"You know, I -- Shelby, I don't know if anybody else in the audience -- oh, this is just going to be a blog nightmare over the next few days -- but let me just be honest and play my cards face up on the table.
"I was thinking about this just last week. I don't have a lot of African-American friends, and I think part of it is because I'm afraid that I would be in an open conversation, and I would say something that somebody would take wrong, and then it would be a nightmare."
There are obvious things to say about this comment (starting with the fact that Beck seems utterly oblivious to the possibility that he might learn something from his would-be Black friends offense about race), but I want to bracket them for now. I just want to note that Beck, if pressed, probably would not admit that this is a racist action on his part. He's not not friends with Blacks because they're Black, he's not friends because he doesn't want to hang with people who will make him feel uncomfortable (which just happens to track being Black). Obviously, this is quite transparent to the folks observing at home. But it does show the infinite malleability of "color-blindness" to justify nearly any racial inequity (and it's been serving in that capacity since Jim Crow).
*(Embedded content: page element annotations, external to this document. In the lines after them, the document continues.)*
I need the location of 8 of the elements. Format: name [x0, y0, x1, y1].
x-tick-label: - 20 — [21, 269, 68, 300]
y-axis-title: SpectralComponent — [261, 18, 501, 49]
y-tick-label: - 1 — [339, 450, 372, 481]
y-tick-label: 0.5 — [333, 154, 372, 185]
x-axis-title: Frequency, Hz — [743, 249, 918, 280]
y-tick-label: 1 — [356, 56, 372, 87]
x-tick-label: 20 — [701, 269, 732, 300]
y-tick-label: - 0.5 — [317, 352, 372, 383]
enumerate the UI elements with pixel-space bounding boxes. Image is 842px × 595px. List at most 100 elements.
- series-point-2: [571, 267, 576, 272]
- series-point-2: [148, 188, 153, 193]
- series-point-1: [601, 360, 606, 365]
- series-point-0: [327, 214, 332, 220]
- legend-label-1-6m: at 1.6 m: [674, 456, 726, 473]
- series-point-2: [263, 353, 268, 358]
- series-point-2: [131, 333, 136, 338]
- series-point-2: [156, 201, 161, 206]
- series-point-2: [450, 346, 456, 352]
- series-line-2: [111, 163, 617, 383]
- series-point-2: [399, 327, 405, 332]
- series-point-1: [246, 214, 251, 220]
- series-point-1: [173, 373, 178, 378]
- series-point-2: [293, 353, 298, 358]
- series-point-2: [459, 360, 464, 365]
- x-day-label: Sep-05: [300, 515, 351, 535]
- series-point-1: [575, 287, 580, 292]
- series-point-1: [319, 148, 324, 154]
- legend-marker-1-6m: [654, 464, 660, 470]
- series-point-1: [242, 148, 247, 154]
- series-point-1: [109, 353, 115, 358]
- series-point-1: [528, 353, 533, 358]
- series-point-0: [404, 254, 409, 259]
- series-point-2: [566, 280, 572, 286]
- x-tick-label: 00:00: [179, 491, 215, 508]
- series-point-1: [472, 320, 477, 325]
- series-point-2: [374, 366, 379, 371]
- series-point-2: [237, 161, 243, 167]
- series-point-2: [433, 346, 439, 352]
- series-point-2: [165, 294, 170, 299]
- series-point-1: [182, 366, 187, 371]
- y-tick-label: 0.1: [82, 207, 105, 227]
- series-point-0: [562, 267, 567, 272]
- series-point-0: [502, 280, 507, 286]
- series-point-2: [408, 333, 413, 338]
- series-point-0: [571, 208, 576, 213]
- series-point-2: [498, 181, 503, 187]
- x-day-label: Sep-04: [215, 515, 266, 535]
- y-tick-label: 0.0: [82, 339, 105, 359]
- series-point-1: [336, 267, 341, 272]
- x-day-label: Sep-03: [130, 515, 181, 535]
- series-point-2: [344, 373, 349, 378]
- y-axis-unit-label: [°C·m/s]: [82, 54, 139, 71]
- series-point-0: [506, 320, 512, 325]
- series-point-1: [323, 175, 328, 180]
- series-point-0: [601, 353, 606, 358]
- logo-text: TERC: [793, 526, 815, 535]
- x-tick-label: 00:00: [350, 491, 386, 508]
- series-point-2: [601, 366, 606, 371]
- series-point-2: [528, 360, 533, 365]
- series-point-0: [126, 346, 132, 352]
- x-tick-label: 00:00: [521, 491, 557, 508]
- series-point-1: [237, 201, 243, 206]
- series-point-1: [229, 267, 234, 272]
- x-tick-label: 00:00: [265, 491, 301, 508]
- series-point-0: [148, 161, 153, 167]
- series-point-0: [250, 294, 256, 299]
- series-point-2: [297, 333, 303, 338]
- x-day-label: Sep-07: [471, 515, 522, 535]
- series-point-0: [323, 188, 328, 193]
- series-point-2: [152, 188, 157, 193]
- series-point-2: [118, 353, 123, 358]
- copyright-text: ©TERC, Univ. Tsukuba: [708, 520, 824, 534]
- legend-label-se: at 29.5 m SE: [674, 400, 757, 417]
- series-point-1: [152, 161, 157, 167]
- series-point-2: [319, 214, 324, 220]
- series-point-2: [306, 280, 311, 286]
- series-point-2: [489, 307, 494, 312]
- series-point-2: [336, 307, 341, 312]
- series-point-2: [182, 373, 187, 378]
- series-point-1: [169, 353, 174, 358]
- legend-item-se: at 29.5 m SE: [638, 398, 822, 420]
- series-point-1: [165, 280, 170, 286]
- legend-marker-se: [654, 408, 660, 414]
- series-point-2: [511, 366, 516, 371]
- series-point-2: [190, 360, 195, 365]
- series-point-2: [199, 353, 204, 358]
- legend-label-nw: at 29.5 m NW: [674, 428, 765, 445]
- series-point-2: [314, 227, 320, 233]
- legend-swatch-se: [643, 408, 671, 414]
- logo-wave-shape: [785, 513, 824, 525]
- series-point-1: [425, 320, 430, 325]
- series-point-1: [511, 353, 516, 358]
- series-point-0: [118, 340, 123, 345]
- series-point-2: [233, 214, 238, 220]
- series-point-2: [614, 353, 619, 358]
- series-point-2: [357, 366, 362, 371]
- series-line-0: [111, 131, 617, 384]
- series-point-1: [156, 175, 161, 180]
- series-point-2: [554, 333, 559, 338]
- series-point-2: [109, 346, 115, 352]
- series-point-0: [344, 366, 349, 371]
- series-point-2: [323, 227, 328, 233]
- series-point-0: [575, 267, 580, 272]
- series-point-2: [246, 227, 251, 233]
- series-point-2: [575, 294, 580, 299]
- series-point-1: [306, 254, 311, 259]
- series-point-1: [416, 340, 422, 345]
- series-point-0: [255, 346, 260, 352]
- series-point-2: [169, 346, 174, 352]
Is Beck's instinct shared by many White Americans, who also seem unreasonably skittish about interacting with Blacks because they're afraid they'll screw up and get tarred with the label, "racist"? Yes, I believe it is, and I believe it is something that needs to be addressed seriously and remedied (rather than simply chided from afar). But that won't happen as long as we delude ourselves into thinking that it is "color-blind" thinking on the part of White Americans. It isn't, and it can't be treated that way.